Soft-serve bribe near the T2 gates
Ice cream for dinner happens here: Dairy Queen sits airside in Terminal T2 and keeps kids locked on the dessert menu instead of the noodle shops next door. It’s a familiar US chain logo in a mostly Chinese-brand lineup, which is exactly why one Reddit user said it was “one of the only dessert chains I recognized” before a long-haul flight.
Figure low single digits in US dollars for a basic cone and several more for sundaes or Blizzards, which locals call expensive by China standards but still sit in normal airport pricing territory. This is squarely a $-tier stop: cheaper than a sit-down restaurant in PVG, more than a street shop downtown.
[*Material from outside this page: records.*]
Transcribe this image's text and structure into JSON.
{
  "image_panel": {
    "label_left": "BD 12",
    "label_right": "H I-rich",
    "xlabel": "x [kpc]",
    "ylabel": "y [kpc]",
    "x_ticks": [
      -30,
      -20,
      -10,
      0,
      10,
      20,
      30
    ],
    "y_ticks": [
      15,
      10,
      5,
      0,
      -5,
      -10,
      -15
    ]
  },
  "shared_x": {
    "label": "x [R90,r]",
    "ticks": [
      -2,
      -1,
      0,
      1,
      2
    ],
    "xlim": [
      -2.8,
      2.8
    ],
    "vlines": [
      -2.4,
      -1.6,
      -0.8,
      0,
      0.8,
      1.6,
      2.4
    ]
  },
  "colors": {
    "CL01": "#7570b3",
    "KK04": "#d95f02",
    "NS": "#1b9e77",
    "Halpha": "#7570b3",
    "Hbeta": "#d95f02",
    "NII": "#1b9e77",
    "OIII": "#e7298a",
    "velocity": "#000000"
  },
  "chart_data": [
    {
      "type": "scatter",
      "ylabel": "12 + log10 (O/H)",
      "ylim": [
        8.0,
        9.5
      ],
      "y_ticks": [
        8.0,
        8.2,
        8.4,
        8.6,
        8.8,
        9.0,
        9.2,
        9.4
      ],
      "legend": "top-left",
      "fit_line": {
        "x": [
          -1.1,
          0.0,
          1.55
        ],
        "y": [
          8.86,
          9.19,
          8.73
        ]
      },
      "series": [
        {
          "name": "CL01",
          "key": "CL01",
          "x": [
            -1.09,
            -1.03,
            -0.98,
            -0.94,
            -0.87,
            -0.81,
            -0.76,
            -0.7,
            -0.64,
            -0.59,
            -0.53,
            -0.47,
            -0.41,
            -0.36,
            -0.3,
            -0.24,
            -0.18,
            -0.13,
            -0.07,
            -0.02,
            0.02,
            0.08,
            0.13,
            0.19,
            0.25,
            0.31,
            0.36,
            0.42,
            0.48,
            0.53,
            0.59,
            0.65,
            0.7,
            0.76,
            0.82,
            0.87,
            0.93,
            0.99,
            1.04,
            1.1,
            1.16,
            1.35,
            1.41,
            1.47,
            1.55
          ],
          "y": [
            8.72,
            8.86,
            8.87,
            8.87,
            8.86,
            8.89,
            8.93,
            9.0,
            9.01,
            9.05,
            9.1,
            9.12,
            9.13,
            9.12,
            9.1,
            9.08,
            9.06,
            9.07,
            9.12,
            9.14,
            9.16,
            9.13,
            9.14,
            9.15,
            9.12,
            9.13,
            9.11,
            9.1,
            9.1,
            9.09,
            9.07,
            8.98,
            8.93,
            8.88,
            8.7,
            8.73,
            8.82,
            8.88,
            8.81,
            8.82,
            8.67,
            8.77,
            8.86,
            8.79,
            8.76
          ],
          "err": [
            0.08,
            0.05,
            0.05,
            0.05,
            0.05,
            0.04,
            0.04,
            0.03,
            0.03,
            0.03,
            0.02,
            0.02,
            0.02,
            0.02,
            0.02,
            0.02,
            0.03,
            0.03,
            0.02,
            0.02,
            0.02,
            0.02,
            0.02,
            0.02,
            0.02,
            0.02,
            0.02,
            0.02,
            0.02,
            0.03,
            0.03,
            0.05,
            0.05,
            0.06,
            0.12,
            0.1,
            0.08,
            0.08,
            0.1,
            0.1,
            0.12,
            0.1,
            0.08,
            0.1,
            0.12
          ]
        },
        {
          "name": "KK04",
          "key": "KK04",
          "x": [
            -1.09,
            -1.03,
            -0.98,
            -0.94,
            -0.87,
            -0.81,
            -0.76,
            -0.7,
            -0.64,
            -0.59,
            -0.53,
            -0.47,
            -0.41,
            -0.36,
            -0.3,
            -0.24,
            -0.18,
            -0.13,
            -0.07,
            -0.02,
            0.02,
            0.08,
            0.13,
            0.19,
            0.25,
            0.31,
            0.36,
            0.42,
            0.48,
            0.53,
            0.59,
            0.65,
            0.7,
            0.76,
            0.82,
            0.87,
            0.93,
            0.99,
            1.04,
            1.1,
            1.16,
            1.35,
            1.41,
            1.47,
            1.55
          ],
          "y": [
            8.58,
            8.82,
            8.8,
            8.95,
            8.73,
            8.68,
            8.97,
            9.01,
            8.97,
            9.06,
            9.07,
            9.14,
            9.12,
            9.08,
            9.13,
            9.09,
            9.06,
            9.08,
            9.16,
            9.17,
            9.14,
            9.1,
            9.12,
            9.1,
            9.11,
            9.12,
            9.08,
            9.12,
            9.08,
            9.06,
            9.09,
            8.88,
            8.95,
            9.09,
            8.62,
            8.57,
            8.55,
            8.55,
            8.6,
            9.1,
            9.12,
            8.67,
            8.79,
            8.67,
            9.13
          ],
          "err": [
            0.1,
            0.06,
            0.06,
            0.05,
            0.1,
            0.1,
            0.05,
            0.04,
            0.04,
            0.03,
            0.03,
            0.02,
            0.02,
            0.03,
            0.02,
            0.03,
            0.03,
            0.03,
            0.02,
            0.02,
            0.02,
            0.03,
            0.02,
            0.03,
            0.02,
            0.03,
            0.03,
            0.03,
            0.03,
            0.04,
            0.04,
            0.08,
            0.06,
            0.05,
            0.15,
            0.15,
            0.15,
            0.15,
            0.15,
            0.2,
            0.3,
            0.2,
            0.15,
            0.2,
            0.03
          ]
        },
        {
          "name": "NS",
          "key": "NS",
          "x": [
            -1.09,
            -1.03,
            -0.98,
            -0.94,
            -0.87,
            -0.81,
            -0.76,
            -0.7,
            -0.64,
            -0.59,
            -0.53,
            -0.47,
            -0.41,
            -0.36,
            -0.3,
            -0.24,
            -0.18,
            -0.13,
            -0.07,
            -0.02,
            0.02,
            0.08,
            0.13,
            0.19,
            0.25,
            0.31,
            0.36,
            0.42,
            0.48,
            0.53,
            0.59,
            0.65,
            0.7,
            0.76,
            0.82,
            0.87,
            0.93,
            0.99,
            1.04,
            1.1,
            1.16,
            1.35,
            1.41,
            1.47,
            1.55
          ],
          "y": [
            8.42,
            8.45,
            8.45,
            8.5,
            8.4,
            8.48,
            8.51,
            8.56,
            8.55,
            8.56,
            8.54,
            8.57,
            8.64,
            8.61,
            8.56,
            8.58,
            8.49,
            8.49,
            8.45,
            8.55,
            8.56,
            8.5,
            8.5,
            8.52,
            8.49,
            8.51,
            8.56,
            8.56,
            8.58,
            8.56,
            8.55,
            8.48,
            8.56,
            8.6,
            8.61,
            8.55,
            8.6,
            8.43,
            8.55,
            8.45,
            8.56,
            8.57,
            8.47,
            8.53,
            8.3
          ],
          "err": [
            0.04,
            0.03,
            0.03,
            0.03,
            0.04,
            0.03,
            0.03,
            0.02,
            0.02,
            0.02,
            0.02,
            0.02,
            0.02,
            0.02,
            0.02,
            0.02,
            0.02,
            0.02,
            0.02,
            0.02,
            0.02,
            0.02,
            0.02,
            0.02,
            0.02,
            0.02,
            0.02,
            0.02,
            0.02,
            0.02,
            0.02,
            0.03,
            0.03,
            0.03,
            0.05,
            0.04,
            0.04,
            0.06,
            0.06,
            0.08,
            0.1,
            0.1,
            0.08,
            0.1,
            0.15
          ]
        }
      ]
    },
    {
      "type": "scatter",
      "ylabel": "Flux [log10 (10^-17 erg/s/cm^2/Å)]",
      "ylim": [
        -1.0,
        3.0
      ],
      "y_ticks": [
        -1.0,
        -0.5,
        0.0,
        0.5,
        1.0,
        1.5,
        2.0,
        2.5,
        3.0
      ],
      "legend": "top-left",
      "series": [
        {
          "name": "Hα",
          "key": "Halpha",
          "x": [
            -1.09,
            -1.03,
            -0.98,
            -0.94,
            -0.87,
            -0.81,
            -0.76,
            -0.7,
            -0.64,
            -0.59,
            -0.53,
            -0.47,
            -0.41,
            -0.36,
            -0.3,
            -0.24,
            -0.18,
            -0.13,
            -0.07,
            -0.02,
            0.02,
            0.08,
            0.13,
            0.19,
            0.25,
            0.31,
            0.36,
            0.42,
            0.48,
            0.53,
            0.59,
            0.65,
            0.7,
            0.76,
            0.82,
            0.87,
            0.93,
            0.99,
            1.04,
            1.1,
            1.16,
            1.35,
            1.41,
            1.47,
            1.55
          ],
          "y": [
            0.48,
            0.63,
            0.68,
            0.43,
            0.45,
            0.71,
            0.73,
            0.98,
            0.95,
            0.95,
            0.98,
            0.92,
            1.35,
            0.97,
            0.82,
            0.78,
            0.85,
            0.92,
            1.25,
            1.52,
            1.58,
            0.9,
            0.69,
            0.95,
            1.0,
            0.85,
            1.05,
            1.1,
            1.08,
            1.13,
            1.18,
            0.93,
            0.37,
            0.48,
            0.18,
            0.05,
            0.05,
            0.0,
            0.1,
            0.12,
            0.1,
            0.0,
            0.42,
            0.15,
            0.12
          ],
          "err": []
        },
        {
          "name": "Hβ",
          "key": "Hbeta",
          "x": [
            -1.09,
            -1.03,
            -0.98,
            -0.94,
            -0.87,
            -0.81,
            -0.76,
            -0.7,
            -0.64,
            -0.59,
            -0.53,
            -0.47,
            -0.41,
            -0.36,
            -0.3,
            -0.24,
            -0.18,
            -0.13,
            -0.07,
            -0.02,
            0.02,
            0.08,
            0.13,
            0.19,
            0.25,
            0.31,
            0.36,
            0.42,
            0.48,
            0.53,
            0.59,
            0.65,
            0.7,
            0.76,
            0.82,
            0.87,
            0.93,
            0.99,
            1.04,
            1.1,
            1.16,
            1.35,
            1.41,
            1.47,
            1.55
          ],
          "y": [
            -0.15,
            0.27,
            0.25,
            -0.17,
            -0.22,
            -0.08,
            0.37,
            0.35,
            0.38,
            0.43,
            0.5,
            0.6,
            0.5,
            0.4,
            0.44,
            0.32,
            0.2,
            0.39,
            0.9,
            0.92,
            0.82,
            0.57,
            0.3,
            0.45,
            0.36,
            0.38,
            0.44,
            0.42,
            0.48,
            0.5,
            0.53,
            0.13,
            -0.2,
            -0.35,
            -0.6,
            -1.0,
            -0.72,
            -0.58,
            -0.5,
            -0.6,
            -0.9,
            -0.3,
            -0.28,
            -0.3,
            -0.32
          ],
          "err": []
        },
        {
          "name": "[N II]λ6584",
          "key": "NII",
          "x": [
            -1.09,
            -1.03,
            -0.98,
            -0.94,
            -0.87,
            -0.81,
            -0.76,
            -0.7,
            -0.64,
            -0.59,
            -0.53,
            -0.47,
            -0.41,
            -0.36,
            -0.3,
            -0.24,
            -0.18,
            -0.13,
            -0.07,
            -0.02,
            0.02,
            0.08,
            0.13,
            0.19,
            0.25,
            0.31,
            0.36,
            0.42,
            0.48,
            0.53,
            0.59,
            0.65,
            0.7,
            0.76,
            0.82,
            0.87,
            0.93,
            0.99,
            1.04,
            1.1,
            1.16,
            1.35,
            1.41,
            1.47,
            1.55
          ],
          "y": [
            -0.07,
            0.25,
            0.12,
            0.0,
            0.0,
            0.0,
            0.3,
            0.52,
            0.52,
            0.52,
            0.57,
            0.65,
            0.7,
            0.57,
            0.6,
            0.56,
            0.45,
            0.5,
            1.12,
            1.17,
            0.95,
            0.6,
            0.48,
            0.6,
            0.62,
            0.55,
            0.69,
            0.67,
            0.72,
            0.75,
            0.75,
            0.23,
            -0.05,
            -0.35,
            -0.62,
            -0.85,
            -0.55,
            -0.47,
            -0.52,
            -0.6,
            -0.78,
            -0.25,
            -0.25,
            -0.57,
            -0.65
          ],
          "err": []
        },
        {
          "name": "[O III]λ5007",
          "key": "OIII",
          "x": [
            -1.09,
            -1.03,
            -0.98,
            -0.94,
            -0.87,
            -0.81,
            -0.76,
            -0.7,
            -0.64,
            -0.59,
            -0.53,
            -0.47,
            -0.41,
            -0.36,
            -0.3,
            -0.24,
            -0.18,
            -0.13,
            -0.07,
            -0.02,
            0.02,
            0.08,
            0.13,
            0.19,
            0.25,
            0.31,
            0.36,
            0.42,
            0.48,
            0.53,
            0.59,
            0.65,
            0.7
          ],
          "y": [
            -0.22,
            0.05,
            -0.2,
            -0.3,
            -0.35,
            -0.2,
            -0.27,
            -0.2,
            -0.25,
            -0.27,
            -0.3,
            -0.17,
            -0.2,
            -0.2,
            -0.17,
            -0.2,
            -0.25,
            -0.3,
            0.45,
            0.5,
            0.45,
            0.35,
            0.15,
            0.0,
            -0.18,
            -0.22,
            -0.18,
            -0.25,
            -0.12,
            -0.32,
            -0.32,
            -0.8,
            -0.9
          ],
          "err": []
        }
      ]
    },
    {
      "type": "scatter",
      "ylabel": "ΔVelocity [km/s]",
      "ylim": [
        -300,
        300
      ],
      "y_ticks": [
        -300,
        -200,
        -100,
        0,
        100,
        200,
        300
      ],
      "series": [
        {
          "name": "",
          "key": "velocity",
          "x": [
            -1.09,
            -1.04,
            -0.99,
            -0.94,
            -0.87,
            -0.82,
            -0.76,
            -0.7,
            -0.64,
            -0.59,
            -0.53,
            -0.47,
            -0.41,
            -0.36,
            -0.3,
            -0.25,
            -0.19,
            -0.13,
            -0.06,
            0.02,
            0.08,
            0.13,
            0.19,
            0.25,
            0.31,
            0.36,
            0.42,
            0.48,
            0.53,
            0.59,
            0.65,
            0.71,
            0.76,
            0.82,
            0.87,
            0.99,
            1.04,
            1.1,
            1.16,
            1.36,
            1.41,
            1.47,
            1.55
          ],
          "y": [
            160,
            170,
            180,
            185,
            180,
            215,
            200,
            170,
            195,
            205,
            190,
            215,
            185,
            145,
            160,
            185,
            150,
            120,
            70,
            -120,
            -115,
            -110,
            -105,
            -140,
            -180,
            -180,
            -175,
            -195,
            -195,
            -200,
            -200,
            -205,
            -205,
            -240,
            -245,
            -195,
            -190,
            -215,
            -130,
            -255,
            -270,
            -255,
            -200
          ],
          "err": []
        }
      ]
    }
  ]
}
Portions match what you’d expect from DQ: soft-serve cones, sundaes with chocolate or strawberry sauce, and mix-ins similar to US Blizzards, with occasional green-tea or red-bean style flavors aimed at China-based passengers. No burgers, no hot dogs, and no real savory options, so treat it as dessert or a sugar snack, not a full meal before your T2 departure.
Lines spike after the evening dinner window, especially once families drift over from nearby gates in T2 and queue for dessert around 19:00–21:00. That’s when you can easily burn 15–20 minutes just waiting for a Blizzard and another 5–10 for it to come up on the counter.
Watch the clock if you’re on a tight connection: security in T2 can already chew up 30–40 minutes, and adding a DQ line on top of boarding for a 21:00 departure is how you end up speed-walking to gate checks with melting ice cream. The move: stop here right after clearing security, eat while you watch your exact gate assignment pop up on the T2 screens, then walk to boarding with clean hands instead of a dripping cone.